1 12- to 16-ounce (340 to 454 grams) boneless beef ribeye steak, trimmed of excess fat
3/4 teaspoon salt, divided (including noodle cooking water)
3/8 teaspoon coarsely ground black pepper, divided
1/4 cup diced or sliced yellow onion
2 tablespoons unsalted butter
8 ounces mushrooms, sliced
1 teaspoon Worcestershire sauce
1/3 of 12-ounce package (4 ounces/113 grams) wide egg noodles
2 tablespoons unbleached all-purpose flour
1/4 cup (2 fluid ounces/59 ml) brandy
1 cup (8 fluid ounces/237 ml) lower sodium beef broth
2 teaspoons tomato paste
1 teaspoon Dijon mustard
3 tablespoons sour cream
1 teaspoon unsalted butter
1 tablespoon minced fresh flat-leaf parsley

1 Add 2 teaspoons extra virgin olive oil to thoroughly preheated skillet, continue heating until oil shimmers, and cook the patted dry, salted (1/8 teaspoon) and peppered (1/4 teaspoon) steak to medium rare; it will cook further after being sliced and added to the sauce. Remove to cutting board and let rest for 10 minutes. 

2 In 2- to 3-quart saucepan, start boiling 1 quart of water with 1/2 teaspoon of salt.

3 Drain off most of the fat from pan, and add onion, cooking for about 5 minutes.

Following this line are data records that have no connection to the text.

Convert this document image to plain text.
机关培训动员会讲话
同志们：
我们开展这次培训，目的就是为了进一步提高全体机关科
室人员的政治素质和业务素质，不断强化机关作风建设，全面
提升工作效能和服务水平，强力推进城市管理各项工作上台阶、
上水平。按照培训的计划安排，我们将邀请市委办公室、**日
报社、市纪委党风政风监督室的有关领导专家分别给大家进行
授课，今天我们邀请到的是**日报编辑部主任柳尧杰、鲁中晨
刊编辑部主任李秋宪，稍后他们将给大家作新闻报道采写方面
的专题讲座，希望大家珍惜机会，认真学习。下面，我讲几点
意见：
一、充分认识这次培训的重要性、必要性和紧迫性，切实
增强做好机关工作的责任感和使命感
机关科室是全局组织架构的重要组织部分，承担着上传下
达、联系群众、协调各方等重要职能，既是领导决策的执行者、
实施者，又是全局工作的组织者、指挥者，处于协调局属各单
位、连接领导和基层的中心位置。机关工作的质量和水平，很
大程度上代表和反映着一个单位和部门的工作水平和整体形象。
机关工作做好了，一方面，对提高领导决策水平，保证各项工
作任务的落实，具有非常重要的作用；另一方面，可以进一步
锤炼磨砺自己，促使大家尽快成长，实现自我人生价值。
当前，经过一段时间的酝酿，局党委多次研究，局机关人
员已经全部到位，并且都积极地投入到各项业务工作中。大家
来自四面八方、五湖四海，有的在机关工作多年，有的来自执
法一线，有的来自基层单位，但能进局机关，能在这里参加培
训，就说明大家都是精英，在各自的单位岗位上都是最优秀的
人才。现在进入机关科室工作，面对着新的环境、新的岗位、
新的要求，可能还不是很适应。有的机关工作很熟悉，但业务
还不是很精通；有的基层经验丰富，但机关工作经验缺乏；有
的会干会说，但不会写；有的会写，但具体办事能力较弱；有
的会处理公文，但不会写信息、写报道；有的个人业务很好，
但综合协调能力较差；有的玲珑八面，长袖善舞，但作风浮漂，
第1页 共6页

Add butter, mushrooms, 1/8 teaspoon each salt and pepper, and the Worcestershire sauce. Cook, stirring frequently, for about 10 minutes. In the meantime, slice the rested steak about 1/8 inch thick across the grain; set aside. And stir the noodles into the rapidly boiling salted water; cook for length of time specified on the package.

4 Sprinkle the flour over the onion and mushrooms and cook, stirring, for a minute or two. Stir in the brandy and beef broth and cook, stirring, for a few minutes until thickening. Stir in the tomato paste and mustard.

5 Just before serving, stir in the sour cream, then the sliced steak. Cook over low heat just long enough to get heated through and steak to be to your preferred doneness; do not overcook and toughen the meat. Taste and adjust seasoning.

6 You can either add the cooked and drained noodles to the stroganoff or add the teaspoon of butter to the drained noodles and serve the stroganoff over a bed of buttered noodles. Garnish with minced fresh flat-leaf parsley.